Lynch understandably had trouble finding studio support for his project, and his major league tryout came at the hands of an unlikely champion: Mel Brooks. The comedian was looking for projects for his independent imprint Brooksfilms, and Cornfield screened Eraserhead for him. Brooks got it, finding the film funny and beautiful, comparing the film to Beckett and Ionesco. Brooks also backed Lynch up when he wanted to shoot the film in black and white. The cinematography by the great Freddie Francis was a meeting of old school and the new. I was fortunate to see a 35mm print of the film several years ago, and the deep, rich tones that serve the melodrama so well paint the faces of its stars in the same dramatic chiaroscuro that shaded Lynch’s dreams and nightmare visions.
If Eraserhead seemed like it was nearly all a dream, The Elephant Man is for the most part literal, albeit a reality photographed by a master technician who bathed the images of this avant-garde director in light that recalled great Hollywood romance. This romance is the very thing that gives Merrick hope. In one of the film’s most Lynchian sequences, a trip to the theater gives Merrick the kind of magical, dancing visions you expect to see in a Lynch film. As strange and modern as Lynch’s vision is, The Elephant Man looks back to cinema’s beginnings, with its images of locomotives and cinematic tricks that recall Georges Méliès.

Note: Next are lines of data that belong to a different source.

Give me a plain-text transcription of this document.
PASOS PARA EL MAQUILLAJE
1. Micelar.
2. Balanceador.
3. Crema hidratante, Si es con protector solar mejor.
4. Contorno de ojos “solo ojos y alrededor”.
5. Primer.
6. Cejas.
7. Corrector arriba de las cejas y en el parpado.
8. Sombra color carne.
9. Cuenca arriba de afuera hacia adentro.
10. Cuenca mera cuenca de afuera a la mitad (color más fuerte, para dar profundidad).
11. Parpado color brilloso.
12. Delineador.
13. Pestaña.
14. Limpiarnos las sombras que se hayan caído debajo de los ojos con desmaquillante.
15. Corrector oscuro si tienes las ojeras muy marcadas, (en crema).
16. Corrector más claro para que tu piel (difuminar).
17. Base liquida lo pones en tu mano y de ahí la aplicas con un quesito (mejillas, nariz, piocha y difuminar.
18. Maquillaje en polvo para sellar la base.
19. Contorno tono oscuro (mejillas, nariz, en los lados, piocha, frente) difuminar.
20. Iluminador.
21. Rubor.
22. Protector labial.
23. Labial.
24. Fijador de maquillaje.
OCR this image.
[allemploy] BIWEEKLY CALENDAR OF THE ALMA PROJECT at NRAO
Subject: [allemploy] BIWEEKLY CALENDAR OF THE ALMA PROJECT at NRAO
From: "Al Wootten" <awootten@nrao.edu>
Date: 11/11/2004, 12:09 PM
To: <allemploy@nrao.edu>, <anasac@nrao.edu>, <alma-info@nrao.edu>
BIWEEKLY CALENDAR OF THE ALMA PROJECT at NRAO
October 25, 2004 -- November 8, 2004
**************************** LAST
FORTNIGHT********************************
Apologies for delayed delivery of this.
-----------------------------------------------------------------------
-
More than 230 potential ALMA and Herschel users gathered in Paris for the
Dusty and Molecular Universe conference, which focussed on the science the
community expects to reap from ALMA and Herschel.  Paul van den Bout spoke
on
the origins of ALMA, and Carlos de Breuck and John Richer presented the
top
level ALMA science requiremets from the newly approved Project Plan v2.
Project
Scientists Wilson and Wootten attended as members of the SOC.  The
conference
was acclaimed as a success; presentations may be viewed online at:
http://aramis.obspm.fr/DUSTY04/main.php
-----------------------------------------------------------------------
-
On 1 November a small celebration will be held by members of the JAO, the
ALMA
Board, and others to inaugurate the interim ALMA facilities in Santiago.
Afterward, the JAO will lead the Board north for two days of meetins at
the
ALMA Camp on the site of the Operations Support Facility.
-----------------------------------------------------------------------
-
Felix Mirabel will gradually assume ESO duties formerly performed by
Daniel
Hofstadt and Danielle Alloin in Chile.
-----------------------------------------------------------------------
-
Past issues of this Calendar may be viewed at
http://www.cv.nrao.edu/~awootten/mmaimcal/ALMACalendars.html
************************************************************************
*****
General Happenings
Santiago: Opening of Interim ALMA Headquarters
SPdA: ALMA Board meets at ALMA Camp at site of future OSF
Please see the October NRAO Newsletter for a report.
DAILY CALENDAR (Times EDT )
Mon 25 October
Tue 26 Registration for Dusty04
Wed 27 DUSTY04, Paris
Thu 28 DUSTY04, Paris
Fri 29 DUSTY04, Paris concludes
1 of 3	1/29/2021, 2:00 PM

When Doctor Frederick Treves (Hopkins) first presents Merrick to his colleagues, his startling laundry list of deformities ends with the remark that Merrick’s genitals are intact. This isn’t a cheeky detail. The movie acknowledges the basic desires that lie underneath the most seemingly hideous surface. Along with the need for warmth, Merrick needs to dream. With Eraserhead, the director offered his bold new vision of cinema. With The Elephant Man, he showed that such strange dreams are as old as cinema itself. At a particularly divisive time in which half of the country is likely to consider the other half as little more than animals, we should all recognize that, however hideous the other might appear to us, they’re a human being too.